Nabeyama Sensei teaches Kendo at Tsukuba University to students who have no prior Kendo experience. In order to make Kendo more appealing in the limited time available to them, he continues to devise and research ways to teach them the basics of Kendo. In order to make the students understand the movements of Kendo, it is important to make them visualize these movements.

Understanding the movements of the body leads to mastering the basics, and this leads to the development of more advanced movements. This is how to acquire the basics of Kendo.

Nabeyama Takahiro, Kyoshi 8th Dan

Born in 1969 in Fukuoka prefecture. Started Kendo at Imajuku Kendo club, graduated from PL Gakuen High School and then Tsukuba University. In his student days, he attained brilliant achievements such as 1st place in Inter-High Individual & Team competition and All Japan Student Team championship. After graduating from university, he took the path of researcher through the graduate school of the same university. Participated multiple times in the All Japan Kendo Championships, twice in the WKC and took the title in the All Japan Teachers’ Championships. Currently, Nabeyama is associate professor of physical education at the Tsukuba University and men’s coach of the Tsukuba University Kendo Club.


  • Kamae
  • Footwork 
  • Fumikiri and Fumikomi 
  • Kikentai Ichi
  • Uchikomi


I often teach Kendo to general students who do not specialize in physical education. I think about how to convey information to students who have never experienced Kendo to help them understand better and this helps my own Kendo as well.

We start with the Kamae. We are taught that the grip of the Shinai should be performed with the little, ring and middle fingers; the thumb and forefinger should be held lightly.
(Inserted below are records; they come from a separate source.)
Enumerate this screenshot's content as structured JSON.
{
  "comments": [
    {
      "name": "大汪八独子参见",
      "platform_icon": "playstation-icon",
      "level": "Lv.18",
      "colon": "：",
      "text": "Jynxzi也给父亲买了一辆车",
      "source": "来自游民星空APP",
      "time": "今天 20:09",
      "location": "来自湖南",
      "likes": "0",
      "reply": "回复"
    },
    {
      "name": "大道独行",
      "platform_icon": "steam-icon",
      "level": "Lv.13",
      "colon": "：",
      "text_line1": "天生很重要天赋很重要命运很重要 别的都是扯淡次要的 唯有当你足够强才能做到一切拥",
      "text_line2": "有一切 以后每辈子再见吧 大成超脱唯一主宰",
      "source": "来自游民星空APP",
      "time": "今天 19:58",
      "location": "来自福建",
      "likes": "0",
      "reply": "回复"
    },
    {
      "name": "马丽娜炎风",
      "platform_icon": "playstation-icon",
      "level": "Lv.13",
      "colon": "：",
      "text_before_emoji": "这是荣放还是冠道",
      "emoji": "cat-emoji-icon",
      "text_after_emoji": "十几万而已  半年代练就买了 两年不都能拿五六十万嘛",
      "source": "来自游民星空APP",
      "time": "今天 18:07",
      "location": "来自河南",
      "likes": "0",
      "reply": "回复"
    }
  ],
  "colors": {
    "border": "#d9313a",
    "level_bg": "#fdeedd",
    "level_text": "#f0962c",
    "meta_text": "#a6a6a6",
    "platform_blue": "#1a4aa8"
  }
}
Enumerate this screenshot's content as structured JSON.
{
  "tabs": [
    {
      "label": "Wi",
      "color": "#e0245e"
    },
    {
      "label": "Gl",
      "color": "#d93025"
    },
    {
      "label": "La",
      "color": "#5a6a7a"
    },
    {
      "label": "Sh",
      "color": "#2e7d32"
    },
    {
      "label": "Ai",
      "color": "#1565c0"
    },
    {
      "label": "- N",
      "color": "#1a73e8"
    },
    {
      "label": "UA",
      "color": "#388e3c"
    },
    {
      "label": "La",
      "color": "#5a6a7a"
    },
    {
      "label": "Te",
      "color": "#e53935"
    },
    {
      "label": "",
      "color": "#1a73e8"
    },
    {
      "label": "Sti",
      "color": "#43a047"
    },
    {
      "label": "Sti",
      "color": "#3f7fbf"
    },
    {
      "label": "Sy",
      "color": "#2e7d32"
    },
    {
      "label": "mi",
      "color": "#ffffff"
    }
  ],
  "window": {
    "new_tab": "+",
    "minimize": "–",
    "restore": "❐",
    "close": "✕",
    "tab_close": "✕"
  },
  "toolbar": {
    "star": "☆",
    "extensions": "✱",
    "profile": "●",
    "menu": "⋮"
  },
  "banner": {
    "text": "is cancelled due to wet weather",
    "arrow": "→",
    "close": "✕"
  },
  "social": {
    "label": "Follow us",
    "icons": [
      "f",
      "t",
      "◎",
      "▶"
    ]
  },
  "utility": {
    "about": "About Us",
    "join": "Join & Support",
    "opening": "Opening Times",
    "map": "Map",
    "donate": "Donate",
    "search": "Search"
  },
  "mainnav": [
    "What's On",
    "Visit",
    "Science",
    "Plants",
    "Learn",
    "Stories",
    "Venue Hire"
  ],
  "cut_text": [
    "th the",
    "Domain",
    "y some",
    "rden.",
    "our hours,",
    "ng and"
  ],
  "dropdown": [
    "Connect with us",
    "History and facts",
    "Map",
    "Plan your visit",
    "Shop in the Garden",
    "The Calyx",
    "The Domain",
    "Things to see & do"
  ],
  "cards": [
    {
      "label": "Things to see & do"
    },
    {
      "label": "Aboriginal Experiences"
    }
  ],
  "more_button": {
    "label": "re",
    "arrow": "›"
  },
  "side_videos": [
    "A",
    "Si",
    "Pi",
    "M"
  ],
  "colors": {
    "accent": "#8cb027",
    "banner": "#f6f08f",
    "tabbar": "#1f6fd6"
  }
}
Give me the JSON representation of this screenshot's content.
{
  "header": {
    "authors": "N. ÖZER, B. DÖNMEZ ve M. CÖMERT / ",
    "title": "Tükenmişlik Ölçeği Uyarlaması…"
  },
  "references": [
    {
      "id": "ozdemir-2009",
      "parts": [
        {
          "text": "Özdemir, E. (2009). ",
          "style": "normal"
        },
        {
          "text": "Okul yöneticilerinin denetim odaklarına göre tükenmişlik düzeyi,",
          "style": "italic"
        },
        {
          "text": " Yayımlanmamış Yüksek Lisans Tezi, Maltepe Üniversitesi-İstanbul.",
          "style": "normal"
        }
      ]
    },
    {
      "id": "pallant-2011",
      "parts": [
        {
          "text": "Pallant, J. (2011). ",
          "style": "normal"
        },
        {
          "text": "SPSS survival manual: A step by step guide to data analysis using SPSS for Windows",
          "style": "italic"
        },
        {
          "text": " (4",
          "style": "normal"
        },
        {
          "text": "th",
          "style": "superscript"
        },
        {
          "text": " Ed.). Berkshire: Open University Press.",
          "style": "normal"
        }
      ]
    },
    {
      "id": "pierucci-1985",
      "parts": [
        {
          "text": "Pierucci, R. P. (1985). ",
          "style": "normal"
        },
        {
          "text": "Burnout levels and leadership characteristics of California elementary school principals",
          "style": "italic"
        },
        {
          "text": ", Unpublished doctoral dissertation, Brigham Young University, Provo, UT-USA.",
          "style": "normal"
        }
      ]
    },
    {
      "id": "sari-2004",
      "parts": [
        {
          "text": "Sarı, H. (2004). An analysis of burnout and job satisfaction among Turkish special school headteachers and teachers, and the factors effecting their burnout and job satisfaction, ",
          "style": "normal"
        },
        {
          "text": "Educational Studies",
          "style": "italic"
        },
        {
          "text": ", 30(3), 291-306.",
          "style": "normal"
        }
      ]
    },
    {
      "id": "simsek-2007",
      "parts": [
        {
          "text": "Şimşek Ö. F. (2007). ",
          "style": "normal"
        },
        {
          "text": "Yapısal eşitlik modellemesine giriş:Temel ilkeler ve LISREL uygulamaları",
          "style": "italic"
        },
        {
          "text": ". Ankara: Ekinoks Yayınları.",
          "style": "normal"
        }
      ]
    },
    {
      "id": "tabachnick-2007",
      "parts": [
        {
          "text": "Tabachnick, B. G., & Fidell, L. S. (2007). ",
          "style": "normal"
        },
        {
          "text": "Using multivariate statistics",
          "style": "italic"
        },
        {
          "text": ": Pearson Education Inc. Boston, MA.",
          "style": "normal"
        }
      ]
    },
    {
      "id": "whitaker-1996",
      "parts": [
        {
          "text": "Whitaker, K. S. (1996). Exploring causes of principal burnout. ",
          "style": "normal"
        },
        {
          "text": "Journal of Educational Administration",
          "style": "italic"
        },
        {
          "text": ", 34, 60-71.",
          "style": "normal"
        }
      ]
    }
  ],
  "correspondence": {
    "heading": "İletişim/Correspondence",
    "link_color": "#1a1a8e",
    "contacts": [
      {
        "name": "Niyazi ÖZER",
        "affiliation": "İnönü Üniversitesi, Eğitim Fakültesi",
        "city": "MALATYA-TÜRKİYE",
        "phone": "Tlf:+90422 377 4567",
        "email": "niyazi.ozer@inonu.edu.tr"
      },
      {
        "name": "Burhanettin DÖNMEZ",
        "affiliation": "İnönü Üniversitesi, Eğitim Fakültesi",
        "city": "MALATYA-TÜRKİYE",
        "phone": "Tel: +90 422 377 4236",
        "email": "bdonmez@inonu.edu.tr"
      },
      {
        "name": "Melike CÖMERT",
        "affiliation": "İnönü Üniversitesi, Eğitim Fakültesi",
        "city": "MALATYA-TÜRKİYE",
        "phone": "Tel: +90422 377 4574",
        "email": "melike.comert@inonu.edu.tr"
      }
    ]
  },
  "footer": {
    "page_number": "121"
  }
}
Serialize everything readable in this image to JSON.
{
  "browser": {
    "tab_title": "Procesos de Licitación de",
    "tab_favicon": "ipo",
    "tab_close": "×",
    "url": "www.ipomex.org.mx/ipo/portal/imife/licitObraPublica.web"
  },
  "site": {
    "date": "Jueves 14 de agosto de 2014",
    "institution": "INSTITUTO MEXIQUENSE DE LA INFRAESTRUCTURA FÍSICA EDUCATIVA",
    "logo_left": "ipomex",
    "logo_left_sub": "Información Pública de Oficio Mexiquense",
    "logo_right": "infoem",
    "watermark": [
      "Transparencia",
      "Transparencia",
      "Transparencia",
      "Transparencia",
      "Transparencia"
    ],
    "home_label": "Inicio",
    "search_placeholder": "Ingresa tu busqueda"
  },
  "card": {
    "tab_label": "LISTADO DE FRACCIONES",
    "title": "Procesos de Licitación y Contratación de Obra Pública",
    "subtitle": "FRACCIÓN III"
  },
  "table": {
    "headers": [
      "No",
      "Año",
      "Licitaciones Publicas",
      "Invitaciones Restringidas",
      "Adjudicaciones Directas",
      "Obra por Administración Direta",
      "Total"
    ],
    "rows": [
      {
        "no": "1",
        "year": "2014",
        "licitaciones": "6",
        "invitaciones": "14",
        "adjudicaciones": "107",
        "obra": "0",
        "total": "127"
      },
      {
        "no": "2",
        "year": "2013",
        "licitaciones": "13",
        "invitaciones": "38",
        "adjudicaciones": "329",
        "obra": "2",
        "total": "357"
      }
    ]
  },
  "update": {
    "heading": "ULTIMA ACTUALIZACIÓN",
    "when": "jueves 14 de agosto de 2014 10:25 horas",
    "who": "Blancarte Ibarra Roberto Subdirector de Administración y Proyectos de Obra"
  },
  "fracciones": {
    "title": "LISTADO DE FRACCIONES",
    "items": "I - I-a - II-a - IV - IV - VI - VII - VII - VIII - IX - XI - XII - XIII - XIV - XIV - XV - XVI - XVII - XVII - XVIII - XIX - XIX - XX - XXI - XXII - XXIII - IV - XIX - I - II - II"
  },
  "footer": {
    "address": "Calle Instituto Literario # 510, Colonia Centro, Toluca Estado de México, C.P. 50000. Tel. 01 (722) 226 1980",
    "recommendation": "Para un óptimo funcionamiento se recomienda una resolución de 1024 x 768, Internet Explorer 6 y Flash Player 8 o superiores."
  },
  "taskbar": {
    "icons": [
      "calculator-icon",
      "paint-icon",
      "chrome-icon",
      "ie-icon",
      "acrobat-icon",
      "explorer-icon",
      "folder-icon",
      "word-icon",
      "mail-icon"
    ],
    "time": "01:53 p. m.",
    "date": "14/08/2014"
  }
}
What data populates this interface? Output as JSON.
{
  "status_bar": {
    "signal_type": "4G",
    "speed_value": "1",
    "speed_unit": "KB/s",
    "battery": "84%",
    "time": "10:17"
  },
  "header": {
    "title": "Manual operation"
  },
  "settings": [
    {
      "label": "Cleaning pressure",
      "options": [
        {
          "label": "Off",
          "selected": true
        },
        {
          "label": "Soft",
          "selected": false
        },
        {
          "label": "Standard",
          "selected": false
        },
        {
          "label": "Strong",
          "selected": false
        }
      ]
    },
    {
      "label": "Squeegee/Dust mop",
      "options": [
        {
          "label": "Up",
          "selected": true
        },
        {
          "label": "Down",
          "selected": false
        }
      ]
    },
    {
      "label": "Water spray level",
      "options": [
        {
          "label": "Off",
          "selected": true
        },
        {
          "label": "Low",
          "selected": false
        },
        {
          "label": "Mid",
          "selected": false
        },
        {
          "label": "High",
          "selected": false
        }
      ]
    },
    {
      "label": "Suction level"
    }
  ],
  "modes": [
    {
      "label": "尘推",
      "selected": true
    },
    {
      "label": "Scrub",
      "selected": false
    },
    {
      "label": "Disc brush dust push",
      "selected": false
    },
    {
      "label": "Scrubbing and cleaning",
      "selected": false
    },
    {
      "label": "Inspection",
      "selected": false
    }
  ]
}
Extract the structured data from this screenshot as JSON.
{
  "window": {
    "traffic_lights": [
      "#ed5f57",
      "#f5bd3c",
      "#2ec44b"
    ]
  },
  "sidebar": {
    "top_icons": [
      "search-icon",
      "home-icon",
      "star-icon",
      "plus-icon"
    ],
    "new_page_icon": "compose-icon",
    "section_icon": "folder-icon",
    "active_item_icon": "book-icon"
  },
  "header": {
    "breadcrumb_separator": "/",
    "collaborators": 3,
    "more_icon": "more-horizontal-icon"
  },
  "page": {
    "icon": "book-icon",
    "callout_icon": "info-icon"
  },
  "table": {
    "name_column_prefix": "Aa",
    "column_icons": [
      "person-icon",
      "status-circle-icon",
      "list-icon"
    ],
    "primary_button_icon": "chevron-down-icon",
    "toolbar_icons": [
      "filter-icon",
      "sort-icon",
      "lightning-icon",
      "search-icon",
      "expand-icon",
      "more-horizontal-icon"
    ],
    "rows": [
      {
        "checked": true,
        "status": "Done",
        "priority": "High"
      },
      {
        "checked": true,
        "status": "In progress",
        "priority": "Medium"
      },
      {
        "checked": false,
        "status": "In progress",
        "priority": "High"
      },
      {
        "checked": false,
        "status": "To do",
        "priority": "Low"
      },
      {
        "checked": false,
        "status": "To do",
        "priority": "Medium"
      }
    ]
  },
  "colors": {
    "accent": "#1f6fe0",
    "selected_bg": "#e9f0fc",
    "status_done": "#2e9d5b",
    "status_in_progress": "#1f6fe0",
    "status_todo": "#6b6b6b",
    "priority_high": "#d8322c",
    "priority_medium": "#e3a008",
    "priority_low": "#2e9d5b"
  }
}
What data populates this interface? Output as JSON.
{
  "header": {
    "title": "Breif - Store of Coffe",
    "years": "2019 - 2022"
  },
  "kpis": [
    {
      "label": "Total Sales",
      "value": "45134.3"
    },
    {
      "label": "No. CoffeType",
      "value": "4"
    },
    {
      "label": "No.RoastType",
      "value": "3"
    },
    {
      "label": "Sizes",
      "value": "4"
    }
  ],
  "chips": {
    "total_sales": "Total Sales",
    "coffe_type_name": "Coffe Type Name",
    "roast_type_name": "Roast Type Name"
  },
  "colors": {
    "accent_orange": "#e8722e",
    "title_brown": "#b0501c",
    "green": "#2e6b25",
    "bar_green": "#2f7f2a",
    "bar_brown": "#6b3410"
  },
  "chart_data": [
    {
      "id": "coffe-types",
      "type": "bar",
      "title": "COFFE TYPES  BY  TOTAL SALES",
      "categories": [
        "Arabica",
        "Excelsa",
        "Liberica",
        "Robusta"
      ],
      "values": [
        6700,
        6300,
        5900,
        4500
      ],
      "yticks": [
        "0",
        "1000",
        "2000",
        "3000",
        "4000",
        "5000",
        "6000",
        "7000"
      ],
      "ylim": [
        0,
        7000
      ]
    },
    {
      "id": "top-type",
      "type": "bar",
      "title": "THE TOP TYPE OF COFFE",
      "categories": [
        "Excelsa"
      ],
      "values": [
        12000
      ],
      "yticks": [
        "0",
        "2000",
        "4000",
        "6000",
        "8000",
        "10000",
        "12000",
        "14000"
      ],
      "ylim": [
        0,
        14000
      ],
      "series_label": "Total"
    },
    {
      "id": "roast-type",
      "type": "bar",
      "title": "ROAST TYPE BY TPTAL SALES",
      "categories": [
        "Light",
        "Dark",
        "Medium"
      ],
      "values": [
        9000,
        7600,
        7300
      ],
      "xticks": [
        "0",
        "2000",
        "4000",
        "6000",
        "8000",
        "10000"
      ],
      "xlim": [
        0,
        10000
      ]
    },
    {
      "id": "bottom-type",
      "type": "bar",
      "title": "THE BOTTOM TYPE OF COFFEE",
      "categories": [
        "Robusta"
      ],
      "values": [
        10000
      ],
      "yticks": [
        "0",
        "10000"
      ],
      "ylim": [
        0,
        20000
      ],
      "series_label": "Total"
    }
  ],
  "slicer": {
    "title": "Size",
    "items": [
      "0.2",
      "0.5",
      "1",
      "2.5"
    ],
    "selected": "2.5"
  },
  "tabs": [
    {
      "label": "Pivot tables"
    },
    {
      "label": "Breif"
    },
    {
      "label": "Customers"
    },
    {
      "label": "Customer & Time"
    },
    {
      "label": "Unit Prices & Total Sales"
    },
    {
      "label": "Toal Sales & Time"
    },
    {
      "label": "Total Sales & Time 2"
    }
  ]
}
We use our thumbs and index fingers in our daily life quite often. Therefore, it’s not easy for the students to focus on their little, ring and middle fingers to grip the Shinai, so I start by teaching them this.

Grasp the Shinai with your little, ring and middle fingers

When the grip is correct, the forefinger points upwards when the Shinai is swung.

If you don’t have the right grip, the forefingers will point sideways.

By having the little, ring and middle fingers alone grip the Shinai, I make them realise you can use the muscles on the inside of the forearm to strike. If you swing the Shinai without strength in the thumb and forefinger of both hands, there is no excess strength in your arms.

When beginners are confronted with an opponent, they tend to get tense. Especially when the Maai is close they will want to strike and not want to get struck. Consequently, the thumb and the index fingers of both hands will tighten up excessively.  

Performing a technique from such a state will not result in a sharp strike. Therefore, I help the student learn to grip with the little, ring and middle fingers.